No Associated Press content was harmed in the writing of this post
The revelation last week that the president authorized the assassination of a US citizen created a surprisingly small splash. I try not to engage in speculative "imagine if" games, but if the president had done such a thing in 2005 it is hard to think there would not have been near apoplexy on the left. It is a nakedly thuggish act, and I can easily envision pictures like this with the faces of Bush, Cheney, Rumsfeld and Gonzales superimposed on them. It would have raised an enormous outcry.
Writing on the relative quiet from liberals Avedon Carol wrote "early on when people asked, 'Would you rather McCain had won?' someone said, 'At least then you'd know you were in a fight.'" Do progressives truly care that the president has made such an expansive claim? Do they realize that their silence does not just make them look hypocritical, but will completely cripple any argument they make against a future Republican president who does anything even remotely that provocative? Conservatives are already happily batting around the idea and soberly debating the pluses and minuses of executive hit squads. Some on the right are already gleefully noting the apparent abandonment of principle among Democrats and their supporters.
The response from the right has been largely muted, though. In a way it makes sense that all sides would rather the issue go away, because it does not run on established political fault lines. Democrats do not want to take a hard line against a Democratic president; they already have enough of a self-destruct narrative to want to avoid high level internecine conflict.
Republicans, meanwhile, would have an equally hard time coming out forcefully against the president. Aside from the fact that Obama's actions are very much in the strong, decisive and brutal approach towards foreign enemies that they seem to gravitate to naturally, they have to know any investigation would likely reach back into the Bush years very quickly, a chapter in their history they would just as soon not revisit.
Still, this is an election year, and even though their numbers look good right now that may just be a mirage. If they base their electoral strategy on reflexive obstructionism and pandering to the base (neither of which, you'll note, has anything to do with addressing the problems facing America) it is hard to see how they sustain any kind of momentum through campaign season. They might get some traction running against health care, though, particularly if voters do not see enough meaningful, tangible benefits before election day.

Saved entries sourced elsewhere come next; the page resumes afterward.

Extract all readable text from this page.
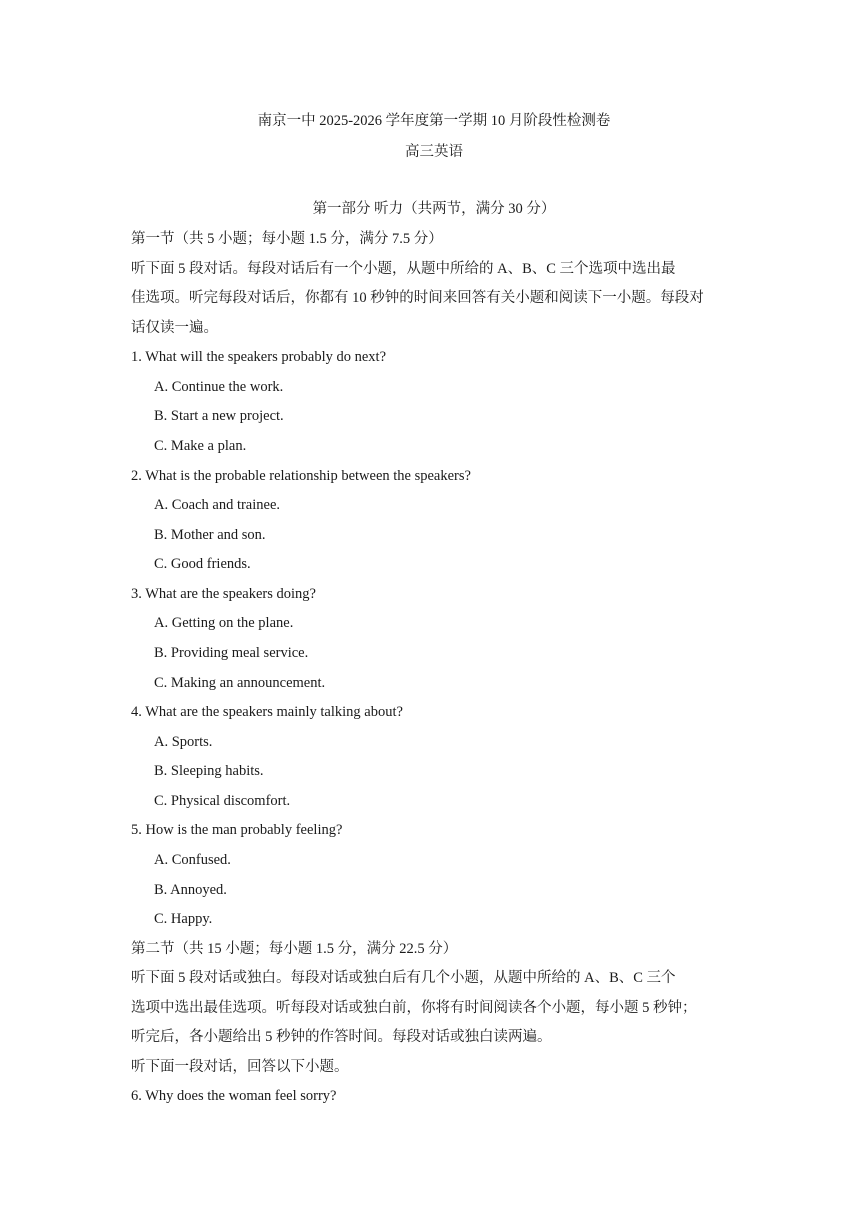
南京一中 2025-2026 学年度第一学期 10 月阶段性检测卷
高三英语
第一部分 听力（共两节，满分 30 分）
第一节（共 5 小题；每小题 1.5 分，满分 7.5 分）
听下面 5 段对话。每段对话后有一个小题，从题中所给的 A、B、C 三个选项中选出最
佳选项。听完每段对话后，你都有 10 秒钟的时间来回答有关小题和阅读下一小题。每段对
话仅读一遍。
1. What will the speakers probably do next?
A. Continue the work.
B. Start a new project.
C. Make a plan.
2. What is the probable relationship between the speakers?
A. Coach and trainee.
B. Mother and son.
C. Good friends.
3. What are the speakers doing?
A. Getting on the plane.
B. Providing meal service.
C. Making an announcement.
4. What are the speakers mainly talking about?
A. Sports.
B. Sleeping habits.
C. Physical discomfort.
5. How is the man probably feeling?
A. Confused.
B. Annoyed.
C. Happy.
第二节（共 15 小题；每小题 1.5 分，满分 22.5 分）
听下面 5 段对话或独白。每段对话或独白后有几个小题，从题中所给的 A、B、C 三个
选项中选出最佳选项。听每段对话或独白前，你将有时间阅读各个小题，每小题 5 秒钟；
听完后，各小题给出 5 秒钟的作答时间。每段对话或独白读两遍。
听下面一段对话，回答以下小题。
6. Why does the woman feel sorry?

(I cringe whenever I hear Democratic leaders talk about the need to educate voters on the new law; aside from the whiff of elitism it carries - which has been a useful club to beat them with in the past - it raises the question of why the huge reform they are touting cannot be directly felt. If it is so great, why does it have to be sold? Just step back and let people begin enjoying the wonderfulness!)
The GOP seems determined to not get any advantage whatsoever on financial reform, however. On what may the the biggest issue of all - unemployment - there is radio silence from the party. Presumably they just want for us to wait for the invisible hand to stop giving us the finger and start working its magic again. Democrats may not have a much greater sense of urgency than that, but the minority party needs to distinguish itself if it hopes to not remain the minority.
Executive power may not be a sexy peg for Republicans to hang their hats on, but since they are already ceding the most popular issues to the Democrats, they may as well make as much hay on this one as possible. The Democrats' refusal to stand up to Obama is depressing but not really surprising. It would be nice to see them stand on principle and to put institutional obligations over party objectives. That most likely is not in the cards, though. The Republicans' reluctance to make this an issue is a little more surprising. At least, it is surprising to the extent that I am still amazed to see a major political party continue to show no instinct for self-preservation.
What Obama has done is a dangerous and outrageous precedent. One of the reasons the GOP has been unable to sway the public for the past year is because it is clearly lying on big issues like health care and financial reform. If it directed that same energy and persistence in the service of truth it might start to bring the electorate along, provided it has retained some vestigial interest in such a thing.